The Theatre Department lost four months of preparation time two weeks ago when controversy caused it to change its Homecoming Musical from Aida to Seussical.
The decision came after members of the community expressed concern that a lead role, a Nubian princess, was given to a white actress.
Adam Hester, associate professor of theatre, said he made the decision, not because he felt the casting was improper, but out of a desire to be "instruments of peace" and encourage reconciliation with those in the community who were offended by the casting.
The Optimist agrees with Hester that the original casting was the right decision for a musical that portrays no characters of Caucasian descent.
As Hester has said, Aida’s script does not mention skin color, and the production’s licensing company, Music Theatre International, said no ethnic restrictions existed for casting.
The Theatre Department made the proper decision of following its standard colorblind casting policy, which bases casting on talent rather than ethnicity.
In recent history, the Theatre Department’s casting has allowed a black actress to play Calpurnia in the play Julius Caesar, and two white actors played the role of servants in You Can’t Take It With You, when the roles were written as two black characters, among other examples.
If any anyone on campus has proven the ability to look past skin color, the Theatre Department has, and moving ahead with Aida would have been justifiable.

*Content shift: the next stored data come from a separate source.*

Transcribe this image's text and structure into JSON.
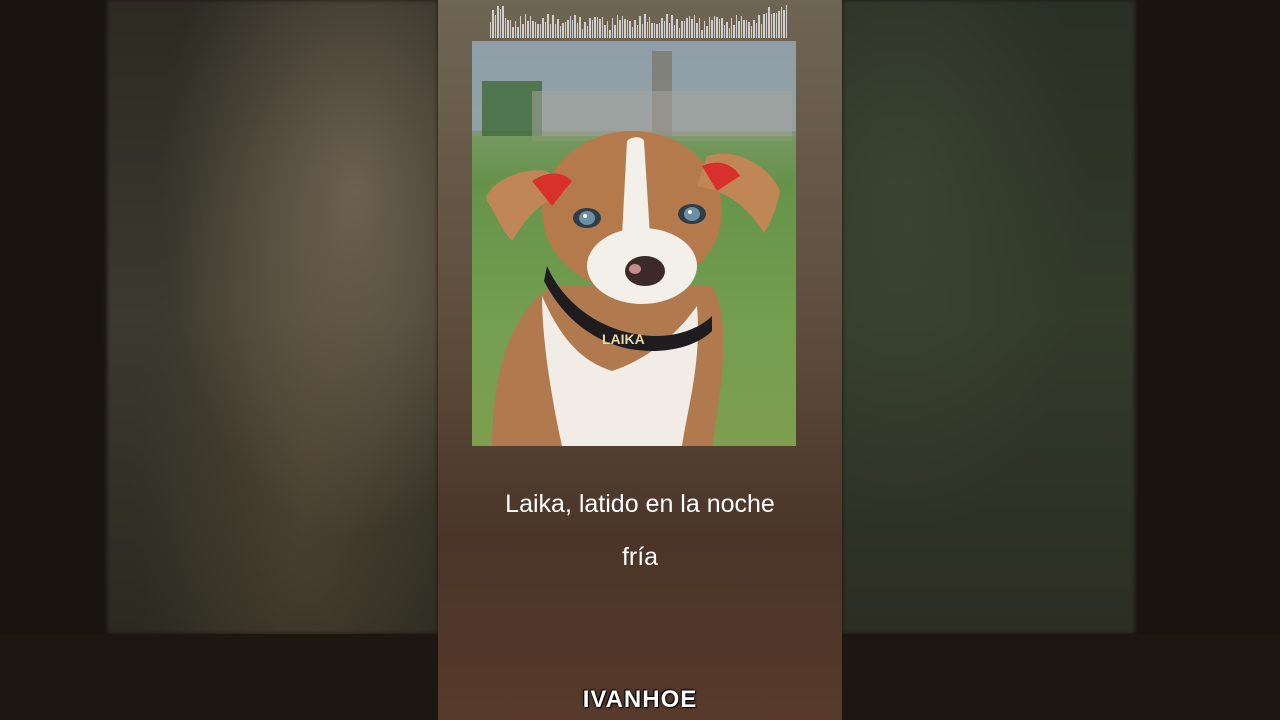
{
  "lyrics": {
    "line1": "Laika, latido en la noche",
    "line2": "fría"
  },
  "brand": "IVANHOE",
  "collar_text": "LAIKA",
  "colors": {
    "card_top": "#6f6553",
    "card_bottom": "#573a2b",
    "text": "#ffffff"
  }
}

However, for the Theatre Department and university to move ahead without a dark cloud hanging over their heads until Homecoming, the musical had to be changed. Had the department moved ahead with Aida, by mid-October, the controversy would likely be a bigger story in the news than the production itself, which would have been just as unfair to the cast and crew as the current situation they’re in.

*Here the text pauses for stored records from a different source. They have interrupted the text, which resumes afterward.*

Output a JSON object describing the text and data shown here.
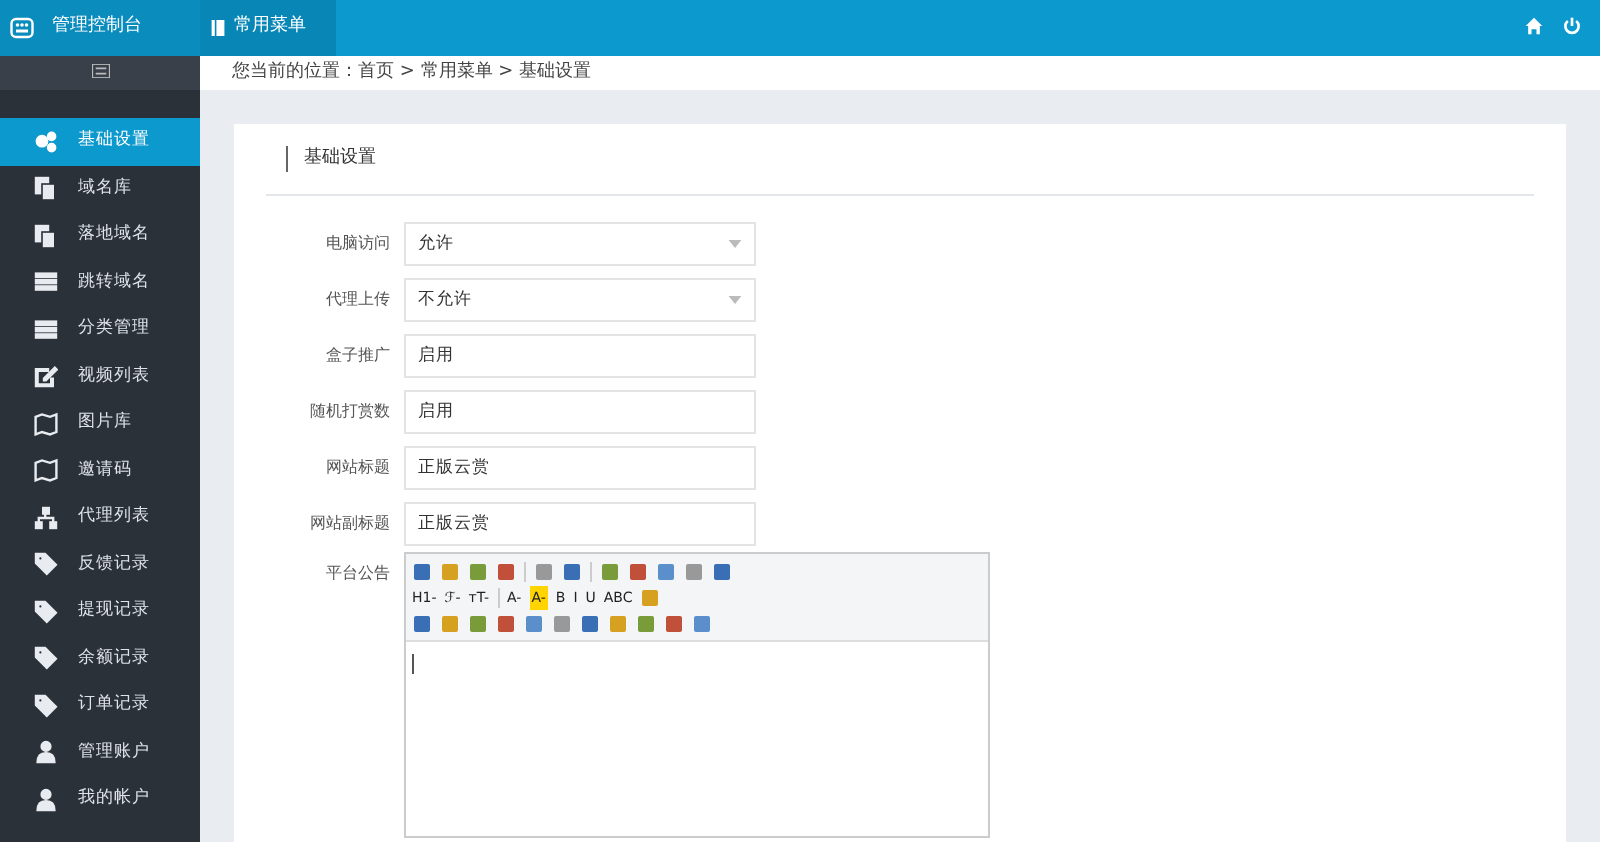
{
  "header": {
    "brand": "管理控制台",
    "tabs": [
      {
        "label": "常用菜单",
        "selected": true
      }
    ]
  },
  "sidebar": {
    "items": [
      {
        "label": "基础设置",
        "selected": true
      },
      {
        "label": "域名库",
        "selected": false
      },
      {
        "label": "落地域名",
        "selected": false
      },
      {
        "label": "跳转域名",
        "selected": false
      },
      {
        "label": "分类管理",
        "selected": false
      },
      {
        "label": "视频列表",
        "selected": false
      },
      {
        "label": "图片库",
        "selected": false
      },
      {
        "label": "邀请码",
        "selected": false
      },
      {
        "label": "代理列表",
        "selected": false
      },
      {
        "label": "反馈记录",
        "selected": false
      },
      {
        "label": "提现记录",
        "selected": false
      },
      {
        "label": "余额记录",
        "selected": false
      },
      {
        "label": "订单记录",
        "selected": false
      },
      {
        "label": "管理账户",
        "selected": false
      },
      {
        "label": "我的帐户",
        "selected": false
      }
    ]
  },
  "breadcrumb": "您当前的位置：首页 > 常用菜单 > 基础设置",
  "panel_title": "基础设置",
  "form": [
    {
      "label": "电脑访问",
      "kind": "select",
      "value": "允许"
    },
    {
      "label": "代理上传",
      "kind": "select",
      "value": "不允许"
    },
    {
      "label": "盒子推广",
      "kind": "text",
      "value": "启用"
    },
    {
      "label": "随机打赏数",
      "kind": "text",
      "value": "启用"
    },
    {
      "label": "网站标题",
      "kind": "text",
      "value": "正版云赏"
    },
    {
      "label": "网站副标题",
      "kind": "text",
      "value": "正版云赏"
    },
    {
      "label": "平台公告",
      "kind": "editor"
    }
  ],
  "editor_toolbar": [
    "H1-",
    "ℱ-",
    "тT-",
    "A-",
    "A-",
    "B",
    "I",
    "U",
    "ABC"
  ]
}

By weathering this situation, the Optimist hopes that reconciliation has occurred and the problems don’t have to arise again; however, no one can learn or change from this if everyone simply moves on in hopes of forgetting the controversy.
True reconciliation can’t take place until all issues from all sides have been aired out; problems don’t disappear until they’re dealt with.
The Theatre Department has reached out in an effort for reconciliation-at the cost of months of planning and effort put into Aida. The cast and crew now deserve to move ahead with its preparation for Suessical.
Only time will tell if others involved in this controversy will allow true reconciliation to take place.